Her only previous travel to Africa was to the North, where she visited Egypt. Twanda is well-travelled; together with her friend, they have been to Italy, Paris, Spain, and many places around the world. She, however, says Tanzania stands out because of the number of Black diasporas from Europe and America who have relocated to the country.
Tanzania is a melting pot of African culture, and what impressed her the most was the kindness of the people she encountered. From the people working at the hotel to the Bajaj (tuk tuk) drivers.

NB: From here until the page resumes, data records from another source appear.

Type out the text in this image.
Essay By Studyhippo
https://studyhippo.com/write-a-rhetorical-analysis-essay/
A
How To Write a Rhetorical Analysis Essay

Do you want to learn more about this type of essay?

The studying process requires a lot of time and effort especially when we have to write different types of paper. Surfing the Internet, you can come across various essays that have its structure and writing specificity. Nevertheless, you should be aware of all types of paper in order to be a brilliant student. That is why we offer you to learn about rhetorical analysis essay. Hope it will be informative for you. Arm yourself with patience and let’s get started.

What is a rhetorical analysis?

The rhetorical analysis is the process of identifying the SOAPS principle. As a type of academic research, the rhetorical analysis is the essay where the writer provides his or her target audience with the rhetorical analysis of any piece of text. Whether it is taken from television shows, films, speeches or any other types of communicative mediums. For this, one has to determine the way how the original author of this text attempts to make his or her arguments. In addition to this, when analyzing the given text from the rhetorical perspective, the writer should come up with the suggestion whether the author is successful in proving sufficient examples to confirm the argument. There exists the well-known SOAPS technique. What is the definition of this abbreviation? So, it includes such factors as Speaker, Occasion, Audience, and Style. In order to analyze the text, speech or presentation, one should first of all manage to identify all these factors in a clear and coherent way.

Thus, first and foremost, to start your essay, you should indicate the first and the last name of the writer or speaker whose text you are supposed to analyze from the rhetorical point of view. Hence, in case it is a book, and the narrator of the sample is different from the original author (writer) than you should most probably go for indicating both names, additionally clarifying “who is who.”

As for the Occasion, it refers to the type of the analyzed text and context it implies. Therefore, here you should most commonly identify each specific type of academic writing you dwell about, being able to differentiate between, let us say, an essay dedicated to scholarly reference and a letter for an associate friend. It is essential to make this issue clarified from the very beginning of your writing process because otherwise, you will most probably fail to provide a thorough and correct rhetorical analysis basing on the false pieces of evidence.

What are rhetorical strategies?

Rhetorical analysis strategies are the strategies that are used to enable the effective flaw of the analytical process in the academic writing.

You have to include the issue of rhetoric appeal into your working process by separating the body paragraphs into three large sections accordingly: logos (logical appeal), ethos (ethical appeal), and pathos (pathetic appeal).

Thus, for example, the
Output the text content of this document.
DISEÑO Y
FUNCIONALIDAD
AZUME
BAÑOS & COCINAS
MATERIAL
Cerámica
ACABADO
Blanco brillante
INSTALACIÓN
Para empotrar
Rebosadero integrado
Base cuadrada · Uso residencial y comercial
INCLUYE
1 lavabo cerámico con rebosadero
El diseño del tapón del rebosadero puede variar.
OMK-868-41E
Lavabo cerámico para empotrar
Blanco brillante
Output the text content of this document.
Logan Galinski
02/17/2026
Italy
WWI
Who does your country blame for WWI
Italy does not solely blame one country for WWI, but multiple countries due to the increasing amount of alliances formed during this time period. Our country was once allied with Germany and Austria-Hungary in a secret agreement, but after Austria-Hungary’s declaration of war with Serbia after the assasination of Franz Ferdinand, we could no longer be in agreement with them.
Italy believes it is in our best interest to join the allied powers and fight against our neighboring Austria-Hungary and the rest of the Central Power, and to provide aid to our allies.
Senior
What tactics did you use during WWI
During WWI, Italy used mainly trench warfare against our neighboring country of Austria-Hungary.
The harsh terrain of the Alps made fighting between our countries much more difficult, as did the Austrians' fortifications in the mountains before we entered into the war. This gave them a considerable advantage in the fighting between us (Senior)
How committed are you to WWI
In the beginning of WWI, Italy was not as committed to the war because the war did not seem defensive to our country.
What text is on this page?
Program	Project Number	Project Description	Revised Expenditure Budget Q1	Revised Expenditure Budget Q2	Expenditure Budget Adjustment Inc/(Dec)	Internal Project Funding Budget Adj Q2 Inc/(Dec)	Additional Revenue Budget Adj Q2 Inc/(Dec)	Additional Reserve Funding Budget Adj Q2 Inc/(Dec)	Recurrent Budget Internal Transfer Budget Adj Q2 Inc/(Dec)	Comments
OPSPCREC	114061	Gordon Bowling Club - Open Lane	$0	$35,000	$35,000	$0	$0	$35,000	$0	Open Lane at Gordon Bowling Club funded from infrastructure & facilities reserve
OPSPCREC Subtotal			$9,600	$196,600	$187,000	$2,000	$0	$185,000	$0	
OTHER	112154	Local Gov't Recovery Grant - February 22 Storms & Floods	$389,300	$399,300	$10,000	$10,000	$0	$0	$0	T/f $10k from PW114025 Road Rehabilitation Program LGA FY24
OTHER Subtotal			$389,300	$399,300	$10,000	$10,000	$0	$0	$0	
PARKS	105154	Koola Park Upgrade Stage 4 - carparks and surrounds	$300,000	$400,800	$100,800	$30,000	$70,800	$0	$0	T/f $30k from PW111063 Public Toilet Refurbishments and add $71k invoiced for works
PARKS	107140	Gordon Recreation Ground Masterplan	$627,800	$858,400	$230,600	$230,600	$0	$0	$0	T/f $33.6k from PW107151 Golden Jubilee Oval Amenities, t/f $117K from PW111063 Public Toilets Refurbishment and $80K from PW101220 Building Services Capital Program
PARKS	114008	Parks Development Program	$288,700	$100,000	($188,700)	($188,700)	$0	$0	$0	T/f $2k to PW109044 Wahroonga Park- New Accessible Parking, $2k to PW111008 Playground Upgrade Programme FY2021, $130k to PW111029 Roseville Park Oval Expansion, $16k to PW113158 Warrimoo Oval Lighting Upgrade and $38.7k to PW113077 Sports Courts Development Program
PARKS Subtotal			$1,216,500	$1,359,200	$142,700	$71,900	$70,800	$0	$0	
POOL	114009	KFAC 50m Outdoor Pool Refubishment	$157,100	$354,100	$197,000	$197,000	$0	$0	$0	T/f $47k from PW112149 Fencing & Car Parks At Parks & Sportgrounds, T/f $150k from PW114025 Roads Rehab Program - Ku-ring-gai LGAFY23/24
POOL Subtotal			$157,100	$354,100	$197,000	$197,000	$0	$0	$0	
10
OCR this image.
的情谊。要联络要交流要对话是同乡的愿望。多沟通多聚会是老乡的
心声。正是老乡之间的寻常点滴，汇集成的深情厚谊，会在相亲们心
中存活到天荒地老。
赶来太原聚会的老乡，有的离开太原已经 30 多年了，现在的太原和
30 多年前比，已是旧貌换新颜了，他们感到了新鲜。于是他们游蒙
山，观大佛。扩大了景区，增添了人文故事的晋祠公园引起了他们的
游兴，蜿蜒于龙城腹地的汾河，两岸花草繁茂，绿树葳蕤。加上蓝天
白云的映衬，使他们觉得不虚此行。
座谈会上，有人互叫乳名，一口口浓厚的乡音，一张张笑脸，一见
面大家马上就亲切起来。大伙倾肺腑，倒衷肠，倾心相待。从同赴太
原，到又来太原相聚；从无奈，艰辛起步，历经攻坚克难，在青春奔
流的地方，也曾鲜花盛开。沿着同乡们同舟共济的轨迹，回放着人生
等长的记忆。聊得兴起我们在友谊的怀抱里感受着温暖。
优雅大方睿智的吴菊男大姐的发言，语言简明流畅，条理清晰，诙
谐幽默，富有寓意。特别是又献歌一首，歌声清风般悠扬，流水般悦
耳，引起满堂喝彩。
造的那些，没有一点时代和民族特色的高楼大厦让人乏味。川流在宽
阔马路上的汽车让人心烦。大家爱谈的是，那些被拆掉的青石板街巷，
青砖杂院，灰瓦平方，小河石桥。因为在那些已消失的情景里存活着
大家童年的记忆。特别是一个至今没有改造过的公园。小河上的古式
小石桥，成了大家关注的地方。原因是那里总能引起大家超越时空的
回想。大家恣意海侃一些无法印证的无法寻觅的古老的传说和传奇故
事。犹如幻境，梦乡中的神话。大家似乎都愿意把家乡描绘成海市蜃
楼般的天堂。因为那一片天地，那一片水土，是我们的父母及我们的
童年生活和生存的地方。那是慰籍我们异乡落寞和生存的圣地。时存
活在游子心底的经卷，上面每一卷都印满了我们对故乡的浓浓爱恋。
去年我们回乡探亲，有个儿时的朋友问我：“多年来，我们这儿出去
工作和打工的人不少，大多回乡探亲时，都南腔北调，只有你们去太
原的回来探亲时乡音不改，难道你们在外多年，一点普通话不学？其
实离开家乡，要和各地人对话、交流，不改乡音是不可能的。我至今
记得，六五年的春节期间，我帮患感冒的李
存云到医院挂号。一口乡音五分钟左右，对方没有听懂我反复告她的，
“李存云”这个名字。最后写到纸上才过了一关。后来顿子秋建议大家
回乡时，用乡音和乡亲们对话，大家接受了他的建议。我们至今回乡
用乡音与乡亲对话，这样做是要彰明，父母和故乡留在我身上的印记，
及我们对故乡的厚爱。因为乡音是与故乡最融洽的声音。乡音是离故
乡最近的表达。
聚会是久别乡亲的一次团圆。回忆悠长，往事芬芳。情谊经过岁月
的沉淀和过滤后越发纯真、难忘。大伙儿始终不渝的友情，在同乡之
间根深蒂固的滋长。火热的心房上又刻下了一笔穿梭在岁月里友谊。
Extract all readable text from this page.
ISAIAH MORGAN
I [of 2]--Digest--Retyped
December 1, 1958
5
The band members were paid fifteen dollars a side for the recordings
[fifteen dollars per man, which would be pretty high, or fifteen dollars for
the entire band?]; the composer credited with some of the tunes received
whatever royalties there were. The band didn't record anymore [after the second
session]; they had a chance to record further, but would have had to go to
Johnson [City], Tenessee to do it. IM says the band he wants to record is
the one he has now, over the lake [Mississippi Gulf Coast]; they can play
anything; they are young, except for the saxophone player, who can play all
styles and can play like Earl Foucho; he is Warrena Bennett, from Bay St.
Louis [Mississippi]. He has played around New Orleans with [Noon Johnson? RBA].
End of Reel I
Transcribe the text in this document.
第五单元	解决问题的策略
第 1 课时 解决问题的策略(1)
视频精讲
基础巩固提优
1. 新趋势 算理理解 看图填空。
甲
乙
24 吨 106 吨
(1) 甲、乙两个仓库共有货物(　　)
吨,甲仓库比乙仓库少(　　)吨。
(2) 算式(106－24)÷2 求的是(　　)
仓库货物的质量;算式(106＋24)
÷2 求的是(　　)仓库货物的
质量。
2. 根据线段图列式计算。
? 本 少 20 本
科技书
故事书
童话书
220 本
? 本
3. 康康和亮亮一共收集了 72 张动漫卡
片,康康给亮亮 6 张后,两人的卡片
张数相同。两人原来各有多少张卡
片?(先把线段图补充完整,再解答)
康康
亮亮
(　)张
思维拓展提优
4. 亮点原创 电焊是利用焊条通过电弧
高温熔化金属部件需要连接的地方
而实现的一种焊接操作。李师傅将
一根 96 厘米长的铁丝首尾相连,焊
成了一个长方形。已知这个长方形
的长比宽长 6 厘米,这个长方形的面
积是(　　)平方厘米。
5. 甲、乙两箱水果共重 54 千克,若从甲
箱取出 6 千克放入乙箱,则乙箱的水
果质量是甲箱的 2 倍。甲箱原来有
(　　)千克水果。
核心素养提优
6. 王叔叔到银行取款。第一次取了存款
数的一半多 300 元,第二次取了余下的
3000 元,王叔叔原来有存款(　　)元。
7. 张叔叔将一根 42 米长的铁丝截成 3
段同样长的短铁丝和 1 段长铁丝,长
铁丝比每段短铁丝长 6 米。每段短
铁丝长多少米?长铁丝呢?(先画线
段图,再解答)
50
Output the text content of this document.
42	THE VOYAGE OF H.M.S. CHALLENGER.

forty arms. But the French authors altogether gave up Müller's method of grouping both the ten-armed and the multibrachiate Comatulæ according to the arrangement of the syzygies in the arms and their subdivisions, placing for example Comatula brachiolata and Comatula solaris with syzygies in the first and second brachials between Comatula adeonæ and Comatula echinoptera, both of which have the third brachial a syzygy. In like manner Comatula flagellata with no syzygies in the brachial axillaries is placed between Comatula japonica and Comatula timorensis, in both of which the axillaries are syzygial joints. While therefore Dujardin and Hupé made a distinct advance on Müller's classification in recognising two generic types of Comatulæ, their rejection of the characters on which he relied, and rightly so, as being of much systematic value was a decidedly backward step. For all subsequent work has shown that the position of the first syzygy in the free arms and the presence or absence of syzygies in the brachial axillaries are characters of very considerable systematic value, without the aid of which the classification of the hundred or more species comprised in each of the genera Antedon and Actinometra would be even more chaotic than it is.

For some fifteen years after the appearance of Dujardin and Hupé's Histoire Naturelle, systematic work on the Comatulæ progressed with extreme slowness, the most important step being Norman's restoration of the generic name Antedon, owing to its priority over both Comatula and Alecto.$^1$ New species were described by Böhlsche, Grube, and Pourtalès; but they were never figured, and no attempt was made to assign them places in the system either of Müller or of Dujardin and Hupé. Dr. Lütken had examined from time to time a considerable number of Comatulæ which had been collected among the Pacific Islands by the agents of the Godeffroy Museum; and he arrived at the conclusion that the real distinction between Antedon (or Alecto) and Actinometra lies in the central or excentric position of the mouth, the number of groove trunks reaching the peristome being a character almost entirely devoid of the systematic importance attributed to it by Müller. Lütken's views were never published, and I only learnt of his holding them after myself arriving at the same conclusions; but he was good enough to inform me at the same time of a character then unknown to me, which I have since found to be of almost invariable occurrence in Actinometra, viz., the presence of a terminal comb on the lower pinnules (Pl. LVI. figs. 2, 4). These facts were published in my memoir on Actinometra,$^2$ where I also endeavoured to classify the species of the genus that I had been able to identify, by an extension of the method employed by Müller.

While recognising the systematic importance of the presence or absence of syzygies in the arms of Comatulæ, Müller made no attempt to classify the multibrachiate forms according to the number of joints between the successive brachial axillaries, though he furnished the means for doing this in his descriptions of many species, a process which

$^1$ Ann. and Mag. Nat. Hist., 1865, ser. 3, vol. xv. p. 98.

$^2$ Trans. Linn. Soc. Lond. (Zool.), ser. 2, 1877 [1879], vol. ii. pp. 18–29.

While in Dar es Salaam, they did a tour of the village museum in Makumbusho and the National Museum, where they got to see the history of the origin of man, what they called the seed of mankind. She was conflicted at first upon seeing it. “In America a different story is told,” she said, “where it’s portrayed that mankind was derived from monkeys and that man evolved from amphibians, ‘creating an image that homo sapiens evolved to a white man’,” she said.
But at the National Museum located in Dar es Salaam city centre, what she saw on the ‘evolution tree’ was a man starting as Homo habilis to Homo sapiens, who emerged around 300,000 years ago.
“It shows that we start as men, looking like an ape but not an ape, just looking different from the modern man,” she said. She was intrigued and excited to hear history from another standpoint.
From where her heritage comes. She is glad African Americans are now disputing the misconceptions about Africa and the poverty-stricken narrative that they were told. More are travelling to the motherland.
She met a group of Black American women in Zanzibar and the Masai Mara. Black women are travelling to Africa and sharing their stories to let others know the truth and not what was portrayed on television.
“Africans are not starving, malnourished, and living in slums,” she said. She was amazed by the advanced architecture of the Dar es Salaam metropolitan area, the infinite swimming pools, and the rooftop bars and restaurants. People are working, making a living, and striving.
“They treat us guests with so much respect and kindness; we don’t always get that as African Americans back home,” she mentioned with a tearful voice.
To be embraced by Africans from different countries they have visited has filled her heart.
“You can write that I teared up talking about the hospitality and the sheer gratitude they showed us coming to their country,” she said.
My friend whom I came with is Latina. We have had the best moments here; she has thanked me over and over again for bringing her along. My heart is full; I have visited Africa; I have visited Tanzania; I have come home,” she mentioned. While in the country, Tanzanians kept calling her ‘Twende’, a Kiswahili word for ‘let’s go’; the word sounds like her name, Twanda. Amazingly, she has always had an energetic and ‘ready-to-go’ attitude.
“I now know what my name means; I wish I could tell my mum about it,” she chuckled.
She didn’t fly out empty-handed; she bought tanzanite gems, the precious stones only found in Tanzania, and she bought the African material ‘batik’ prints in shirts and pants.
She also got brass jewellery with the map of Africa to gift to her friends as well as Tanzanian coffee beans, just a piece of Tanzanian memories she will carry to cherish her unforgettable time in the country.